The poet’s name is homophonous with ὅμηρος (hómēros), “hostage” (or “surety”), which is interpreted as meaning “he who accompanies; he who is forced to follow”, or, in some dialects, “blind”.[26] This led to many tales that he was a hostage or a blind man. Traditions which assert that he was blind may have arisen from the meaning of the word in both Ionic, where the verbal form ὁμηρεύω (homēreúō) has the specialized meaning of “guide the blind”,[27] and the Aeolian dialect of Cyme, where ὅμηρος (hómēros) is synonymous with the standard Greek τυφλός (tuphlós), meaning ‘blind’.[28] The characterization of Homer as a blind bard goes back to some verses in the Delian Hymn to Apollo, the third of the Homeric Hymns,[29] verses later cited to support this notion by Thucydides.[30] The Cymean historian Ephorus held the same view, and the idea gained support in antiquity on the strength of a false etymology which derived his name from ho mḕ horṓn (ὁ μὴ ὁρῶν: “he who does not see”). Critics have long taken as self-referential[31] a passage in the Odyssey describing a blind bard, Demodocus, in the court of the Phaeacian king, who recounts stories of Troy to the shipwrecked Odysseus.[32]

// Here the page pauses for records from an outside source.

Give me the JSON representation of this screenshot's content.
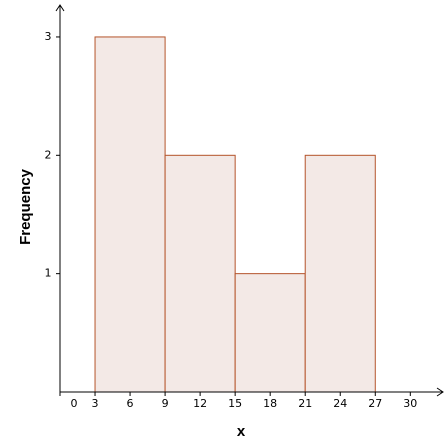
{
  "chart_data": {
    "type": "histogram",
    "bins": [
      3,
      9,
      15,
      21,
      27
    ],
    "values": [
      3,
      2,
      1,
      2
    ],
    "color": "#f3e9e6",
    "edge_color": "#b4532a",
    "xlabel": "x",
    "ylabel": "Frequency",
    "xlim": [
      0,
      32.8
    ],
    "ylim": [
      0,
      3.27
    ],
    "xticks": [
      0,
      3,
      6,
      9,
      12,
      15,
      18,
      21,
      24,
      27,
      30
    ],
    "yticks": [
      1,
      2,
      3
    ]
  }
}
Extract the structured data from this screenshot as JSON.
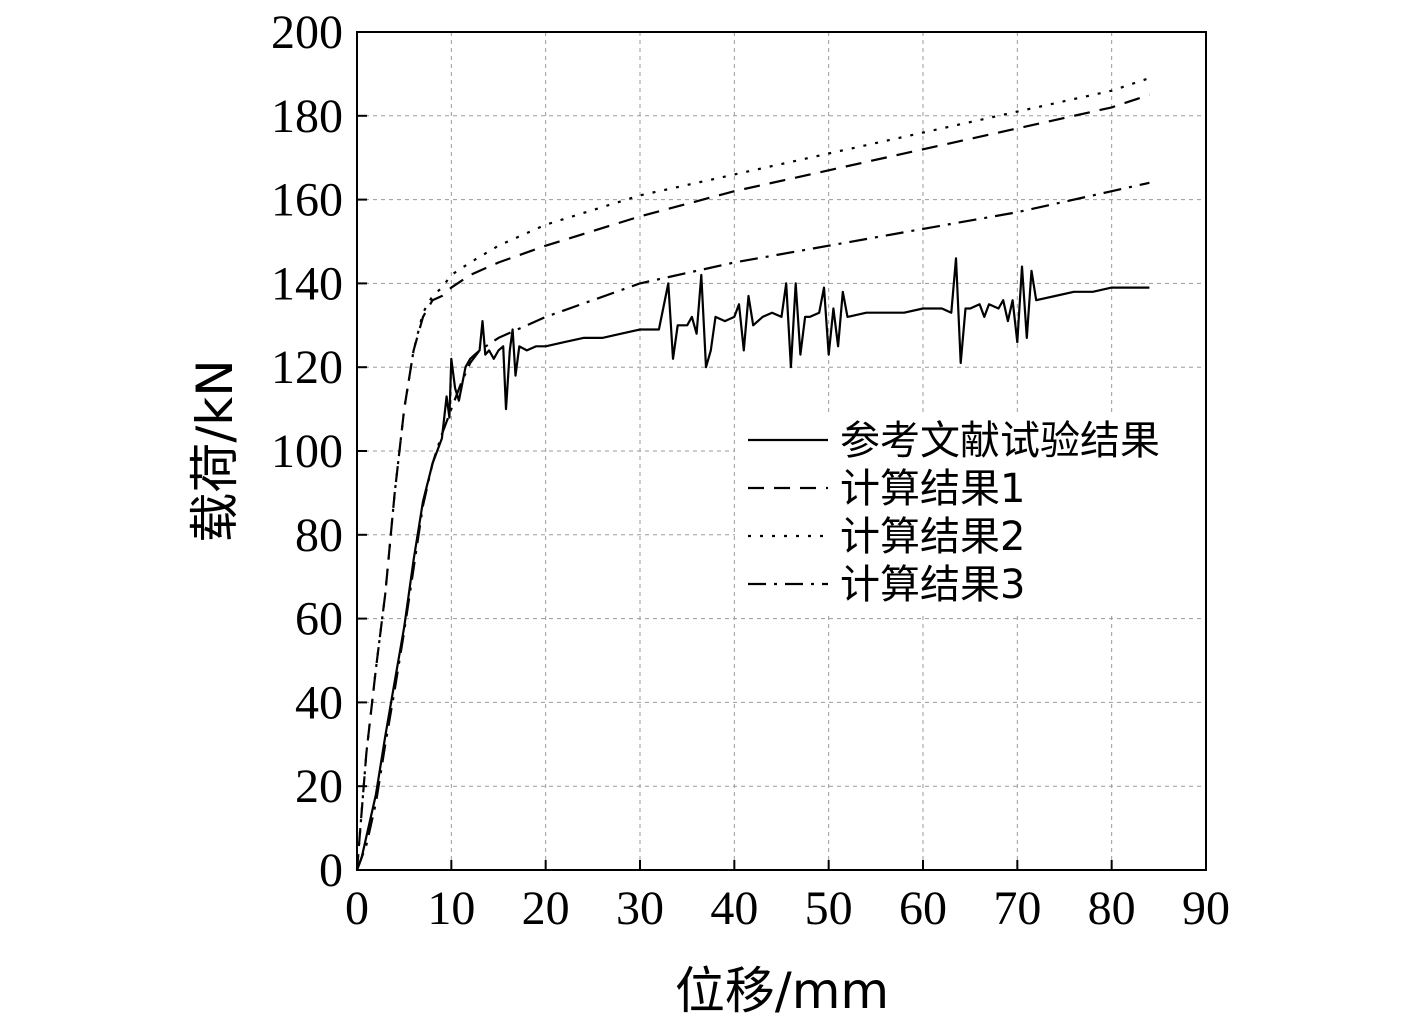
{
  "chart_data": {
    "type": "line",
    "xlabel": "位移/mm",
    "ylabel": "载荷/kN",
    "xlim": [
      0,
      90
    ],
    "ylim": [
      0,
      200
    ],
    "xticks": [
      0,
      10,
      20,
      30,
      40,
      50,
      60,
      70,
      80,
      90
    ],
    "yticks": [
      0,
      20,
      40,
      60,
      80,
      100,
      120,
      140,
      160,
      180,
      200
    ],
    "grid": true,
    "legend_position": "right-middle",
    "series": [
      {
        "name": "参考文献试验结果",
        "style": "solid",
        "points": [
          [
            0,
            0
          ],
          [
            0.5,
            3
          ],
          [
            1,
            8
          ],
          [
            2,
            18
          ],
          [
            3,
            32
          ],
          [
            4,
            45
          ],
          [
            5,
            58
          ],
          [
            6,
            74
          ],
          [
            7,
            88
          ],
          [
            8,
            97
          ],
          [
            9,
            103
          ],
          [
            9.5,
            113
          ],
          [
            9.8,
            108
          ],
          [
            10,
            122
          ],
          [
            10.4,
            115
          ],
          [
            10.8,
            112
          ],
          [
            11.5,
            120
          ],
          [
            12,
            122
          ],
          [
            12.5,
            123
          ],
          [
            13,
            124
          ],
          [
            13.3,
            131
          ],
          [
            13.6,
            123
          ],
          [
            14,
            124
          ],
          [
            14.5,
            122
          ],
          [
            15,
            124
          ],
          [
            15.5,
            125
          ],
          [
            15.8,
            110
          ],
          [
            16.2,
            124
          ],
          [
            16.5,
            129
          ],
          [
            16.8,
            118
          ],
          [
            17.2,
            125
          ],
          [
            18,
            124
          ],
          [
            19,
            125
          ],
          [
            20,
            125
          ],
          [
            22,
            126
          ],
          [
            24,
            127
          ],
          [
            26,
            127
          ],
          [
            28,
            128
          ],
          [
            30,
            129
          ],
          [
            32,
            129
          ],
          [
            33,
            140
          ],
          [
            33.5,
            122
          ],
          [
            34,
            130
          ],
          [
            35,
            130
          ],
          [
            35.5,
            132
          ],
          [
            36,
            128
          ],
          [
            36.5,
            142
          ],
          [
            37,
            120
          ],
          [
            37.5,
            124
          ],
          [
            38,
            132
          ],
          [
            39,
            131
          ],
          [
            40,
            132
          ],
          [
            40.5,
            135
          ],
          [
            41,
            124
          ],
          [
            41.5,
            137
          ],
          [
            42,
            130
          ],
          [
            43,
            132
          ],
          [
            44,
            133
          ],
          [
            45,
            132
          ],
          [
            45.5,
            140
          ],
          [
            46,
            120
          ],
          [
            46.5,
            140
          ],
          [
            47,
            123
          ],
          [
            47.5,
            132
          ],
          [
            48,
            132
          ],
          [
            49,
            133
          ],
          [
            49.5,
            139
          ],
          [
            50,
            123
          ],
          [
            50.5,
            134
          ],
          [
            51,
            125
          ],
          [
            51.5,
            138
          ],
          [
            52,
            132
          ],
          [
            54,
            133
          ],
          [
            56,
            133
          ],
          [
            58,
            133
          ],
          [
            60,
            134
          ],
          [
            62,
            134
          ],
          [
            63,
            133
          ],
          [
            63.5,
            146
          ],
          [
            64,
            121
          ],
          [
            64.5,
            134
          ],
          [
            65,
            134
          ],
          [
            66,
            135
          ],
          [
            66.5,
            132
          ],
          [
            67,
            135
          ],
          [
            68,
            134
          ],
          [
            68.5,
            136
          ],
          [
            69,
            131
          ],
          [
            69.5,
            136
          ],
          [
            70,
            126
          ],
          [
            70.5,
            144
          ],
          [
            71,
            127
          ],
          [
            71.5,
            143
          ],
          [
            72,
            136
          ],
          [
            74,
            137
          ],
          [
            76,
            138
          ],
          [
            78,
            138
          ],
          [
            80,
            139
          ],
          [
            82,
            139
          ],
          [
            84,
            139
          ]
        ]
      },
      {
        "name": "计算结果1",
        "style": "dash",
        "points": [
          [
            0,
            0
          ],
          [
            1,
            28
          ],
          [
            2,
            48
          ],
          [
            3,
            66
          ],
          [
            4,
            90
          ],
          [
            5,
            110
          ],
          [
            6,
            124
          ],
          [
            7,
            132
          ],
          [
            8,
            136
          ],
          [
            9,
            137
          ],
          [
            10,
            139
          ],
          [
            12,
            142
          ],
          [
            15,
            145
          ],
          [
            20,
            149
          ],
          [
            30,
            156
          ],
          [
            40,
            162
          ],
          [
            50,
            167
          ],
          [
            60,
            172
          ],
          [
            70,
            177
          ],
          [
            80,
            182
          ],
          [
            84,
            185
          ]
        ]
      },
      {
        "name": "计算结果2",
        "style": "dot",
        "points": [
          [
            0,
            0
          ],
          [
            1,
            28
          ],
          [
            2,
            48
          ],
          [
            3,
            66
          ],
          [
            4,
            90
          ],
          [
            5,
            110
          ],
          [
            6,
            124
          ],
          [
            7,
            133
          ],
          [
            8,
            137
          ],
          [
            9,
            139
          ],
          [
            10,
            142
          ],
          [
            12,
            145
          ],
          [
            15,
            149
          ],
          [
            20,
            154
          ],
          [
            30,
            161
          ],
          [
            40,
            166
          ],
          [
            50,
            171
          ],
          [
            60,
            176
          ],
          [
            70,
            181
          ],
          [
            80,
            186
          ],
          [
            84,
            189
          ]
        ]
      },
      {
        "name": "计算结果3",
        "style": "dashdot",
        "points": [
          [
            0,
            0
          ],
          [
            1,
            6
          ],
          [
            2,
            16
          ],
          [
            3,
            30
          ],
          [
            4,
            43
          ],
          [
            5,
            57
          ],
          [
            6,
            72
          ],
          [
            7,
            87
          ],
          [
            8,
            97
          ],
          [
            9,
            104
          ],
          [
            10,
            110
          ],
          [
            11,
            116
          ],
          [
            12,
            121
          ],
          [
            13,
            124
          ],
          [
            15,
            127
          ],
          [
            20,
            132
          ],
          [
            30,
            140
          ],
          [
            40,
            145
          ],
          [
            50,
            149
          ],
          [
            60,
            153
          ],
          [
            70,
            157
          ],
          [
            80,
            162
          ],
          [
            84,
            164
          ]
        ]
      }
    ]
  }
}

Many scholars take the name of the poet to be indicative of a generic function. Gregory Nagy takes it to mean “he who fits (the Song) together”.[33] ὁμηρέω (homēréō), another related verb, besides signifying “meet”, can mean “(sing) in accord/tune”.[34] Some argue that “Homer” may have meant “he who puts the voice in tune” with dancing.[35][36] Marcello Durante links “Homeros” to an epithet of Zeus as “god of the assemblies” and argues that behind the name lies the echo of an archaic word for “reunion”, similar to the later Panegyris, denoting a formal assembly of competing minstrels.[37][38]

Some Ancient Lives depict Homer as a wandering minstrel, like Thamyris[39] or Hesiod, who walked as far as Chalkis to sing at the funeral games of Amphidamas.[40] We are given the image of a “blind, begging singer who hangs around with little people: shoemakers, fisherman, potters, sailors, elderly men in the gathering places of harbour towns”.[41] The poems, on the other hand, give us evidence of singers at the courts of the nobility. There is a strong aristocratic bias in the poems demonstrated by the lack of any major protagonists of non-aristocratic stock, and by episodes such as the beating down of the commoner Thersites by the king Odysseus for daring to criticize his superiors. In spite of this scholars are divided as to which category, if any, the court singer or the wandering minstrel, the historic “Homer” belonged.[42]